タシケント散策

それでも、タシケントでは往年のシルクロードの影をまったく見られないのかと言うと、そうではない。地下鉄のチョルスー駅を降りると、そこは中央アジア最大のマーケット、「チョルスー・バザール」である。
人と物であふれるこのバザールの主力は、近郊の農村で取れた農作物と中国やロシアから入ってきている日用品・電化製品。さまざまな言語で記された品物を、さまざまな顔つきの商人が売っているのを見ると、ここがユーラシアのど真ん中に位置する交易の要衝だということを思い出すことができる。

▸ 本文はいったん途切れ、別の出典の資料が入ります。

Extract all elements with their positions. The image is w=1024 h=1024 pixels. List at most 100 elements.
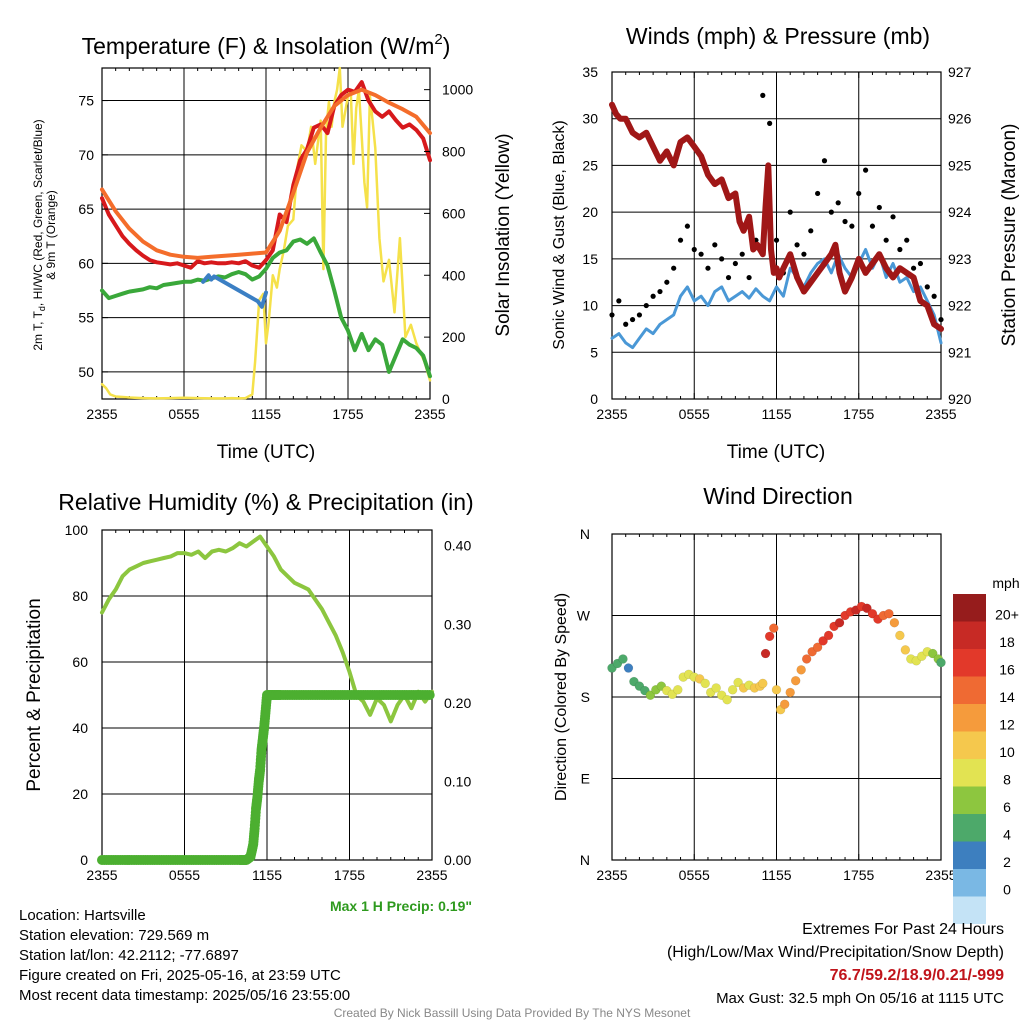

ところで、ソグド人と言えば、ユーラシアを股にかけた遠隔地交易の担い手有名だが、そのおひざ元であるソグディアナの経済基盤は、紀元前5世紀以来、アラル海に注ぎ込むアム河とシル河の水を利用した灌漑農業である。もっとも、幾ら灌漑網を整備しても乾燥地域での灌漑農業では限度がある(賄える人口には限度がある)ため、彼らはユーラシア各地に植民し、そして結果として交易ネットワークを築いていくことになったのだが。
ともあれ、このマーケットに並んだ多様な野菜や果物、花を見ていると、この地方の豊かさが実感できるというものだ。もっとも、灌漑のしすぎで肝心の河の流水量が減り、その結果、河の流入先のアラル海が年々縮小していることが最近問題になっているが、何とも皮肉なことである。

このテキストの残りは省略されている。